It wasn’t the Kraken. It wasn’t Godzilla. And it wasn’t even a rabid killer whale. The mysterious animal that had killed and eaten the 2.7m great white shark and had stumped scientists turned out to be a super predator feared by even apex predators like the great white shark. So what was it?
According to the researchers who investigated the puzzling case, it was a “colossal cannibal great white shark”.
The documentary narrates the scientific effort to catalogue Australia’s great whites and the search for the killer of a 2.7m great white, tagged just four months earlier with a tracking device that recorded location, depth, and temperature. When they found the shark’s “black box” on a beach, the data contained inside bewildered the scientists. Everything indicated that something huge ate the shark. But what could do something like that?

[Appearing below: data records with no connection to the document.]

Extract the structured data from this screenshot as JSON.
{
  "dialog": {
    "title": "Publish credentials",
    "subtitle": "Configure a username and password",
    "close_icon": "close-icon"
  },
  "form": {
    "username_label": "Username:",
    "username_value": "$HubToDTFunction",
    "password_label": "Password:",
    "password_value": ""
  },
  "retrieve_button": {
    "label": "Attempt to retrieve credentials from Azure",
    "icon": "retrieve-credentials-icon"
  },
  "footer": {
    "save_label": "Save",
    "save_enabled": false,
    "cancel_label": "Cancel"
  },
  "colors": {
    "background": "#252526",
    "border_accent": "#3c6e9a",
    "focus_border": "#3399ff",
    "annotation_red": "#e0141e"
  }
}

It was only after further study of the bigger migrating great whites that came into the area where the shark was killed when they finally could guess the identity of the mysterious killer.
The scientists claim their new research data matched all of the tracking information from the disappeared shark: The body temperature of these migrating great whites was the same and the size of the cannibal great white shark — which they estimated to be 4.9m long and weigh over two tons — could easily pull off the same speed and trajectory captured in the tracking device.
It makes sense: The only thing that could reasonably eat a shark is something that resembles a shark, only bigger. The bigger the shark, the bigger the bully. The documentary goes on to show how smaller sharks immediately vacate the waters when they sense a giant one is nearby. Well, that and krakens and kaijus and secret weaponised alien megalodons.
As for why a larger shark would cannibalise a smaller shark, the documentary suggested theories about how it could have been attacked. Maybe it was a territorial dispute. Perhaps even a hunger induced attack. Finally it settled on a hypothesis that makes the most sense to me: Big sharks eat little sharks.